High-Symmetry Lanthanide Complexes as Clock-Transition Qubits

Michael Shatruk Florida State University

Qubit is an elementary unit of quantum computing, allowing coherent superposition of states that can be initialized, manipulated, and read-out for quantum information processing. Molecular spin qubits are appealing due to their synthetic tunability and a broad range of spin states that can be incorporated by using various transition and lanthanide metal ions. The generally short coherence time, however, remains the major obstacle for implementation of molecular qubits in quantum computing technology.

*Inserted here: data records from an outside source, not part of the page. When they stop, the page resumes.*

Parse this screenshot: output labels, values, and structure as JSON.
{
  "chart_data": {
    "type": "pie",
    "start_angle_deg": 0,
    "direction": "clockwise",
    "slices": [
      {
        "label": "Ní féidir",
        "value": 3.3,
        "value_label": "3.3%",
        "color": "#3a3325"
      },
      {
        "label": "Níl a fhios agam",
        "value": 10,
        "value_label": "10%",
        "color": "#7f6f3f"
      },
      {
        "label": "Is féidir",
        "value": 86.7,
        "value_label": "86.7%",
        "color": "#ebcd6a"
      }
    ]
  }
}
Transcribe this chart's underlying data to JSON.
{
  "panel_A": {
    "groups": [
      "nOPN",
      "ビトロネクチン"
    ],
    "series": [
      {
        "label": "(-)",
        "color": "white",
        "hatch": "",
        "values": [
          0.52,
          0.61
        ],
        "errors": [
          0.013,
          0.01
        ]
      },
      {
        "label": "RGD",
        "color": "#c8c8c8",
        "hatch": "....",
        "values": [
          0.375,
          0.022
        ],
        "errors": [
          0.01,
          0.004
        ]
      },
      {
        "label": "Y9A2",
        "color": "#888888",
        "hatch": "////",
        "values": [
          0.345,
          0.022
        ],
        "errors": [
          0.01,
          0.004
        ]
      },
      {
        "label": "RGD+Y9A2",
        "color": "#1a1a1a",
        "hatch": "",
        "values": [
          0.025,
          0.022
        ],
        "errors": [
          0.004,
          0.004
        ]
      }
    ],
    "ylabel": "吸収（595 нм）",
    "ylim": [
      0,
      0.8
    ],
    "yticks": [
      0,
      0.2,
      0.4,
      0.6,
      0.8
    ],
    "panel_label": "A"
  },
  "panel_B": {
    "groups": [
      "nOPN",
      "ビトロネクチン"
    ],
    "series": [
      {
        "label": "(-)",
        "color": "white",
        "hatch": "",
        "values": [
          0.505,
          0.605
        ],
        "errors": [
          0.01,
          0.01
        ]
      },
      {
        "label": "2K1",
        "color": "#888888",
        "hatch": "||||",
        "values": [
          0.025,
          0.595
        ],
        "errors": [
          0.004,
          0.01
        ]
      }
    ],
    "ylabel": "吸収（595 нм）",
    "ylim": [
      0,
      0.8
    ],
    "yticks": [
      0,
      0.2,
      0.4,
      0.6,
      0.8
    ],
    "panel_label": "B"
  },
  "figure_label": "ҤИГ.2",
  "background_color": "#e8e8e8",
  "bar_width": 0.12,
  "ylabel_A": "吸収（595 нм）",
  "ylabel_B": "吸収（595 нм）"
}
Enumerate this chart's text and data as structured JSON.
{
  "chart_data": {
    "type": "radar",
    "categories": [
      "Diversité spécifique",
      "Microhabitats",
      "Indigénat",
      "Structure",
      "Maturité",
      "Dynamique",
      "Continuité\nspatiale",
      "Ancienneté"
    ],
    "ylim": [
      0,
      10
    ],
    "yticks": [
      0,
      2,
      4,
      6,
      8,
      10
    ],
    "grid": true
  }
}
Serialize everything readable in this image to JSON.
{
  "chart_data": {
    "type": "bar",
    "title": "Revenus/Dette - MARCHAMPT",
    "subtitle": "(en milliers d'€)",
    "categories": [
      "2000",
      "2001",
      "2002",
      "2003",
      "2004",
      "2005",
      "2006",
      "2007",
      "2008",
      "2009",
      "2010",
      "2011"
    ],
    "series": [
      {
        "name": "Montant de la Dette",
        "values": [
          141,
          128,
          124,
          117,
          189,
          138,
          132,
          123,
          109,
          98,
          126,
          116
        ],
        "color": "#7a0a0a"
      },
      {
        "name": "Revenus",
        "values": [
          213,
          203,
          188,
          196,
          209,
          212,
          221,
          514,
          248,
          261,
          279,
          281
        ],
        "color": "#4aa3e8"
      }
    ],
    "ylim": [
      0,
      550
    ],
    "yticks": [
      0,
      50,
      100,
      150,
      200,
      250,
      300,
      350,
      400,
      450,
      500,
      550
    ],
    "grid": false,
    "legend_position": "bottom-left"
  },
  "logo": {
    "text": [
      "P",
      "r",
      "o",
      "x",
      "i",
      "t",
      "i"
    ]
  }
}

In this contribution, we demonstrate how this challenge can be addressed by using high-symmetry lanthanide complexes to achieve clock transitions [1,2] characterized by a dramatically enhanced coherence time at specific values of resonant magnetic field. We use variable-frequency EPR spectroscopy to determine the clock-transition energy gaps for the ground- state doublets of crystal-field generated manifolds of ±mJ states and demonstrate the correlations of the gap magnitude to the geometry of the local coordination environment around the lanthanide ion.

[1] M. Shiddiq, D. Komijani, Y. Duan, A. Gaita-Ariño, E. Coronado, S. Hill, Nature 2016, 531, 348-351.

[2] A. Gaita-Ariño, F. Luis, S. Hill, E. Coronado, Nat. Chem. 2019, 11, 301-309.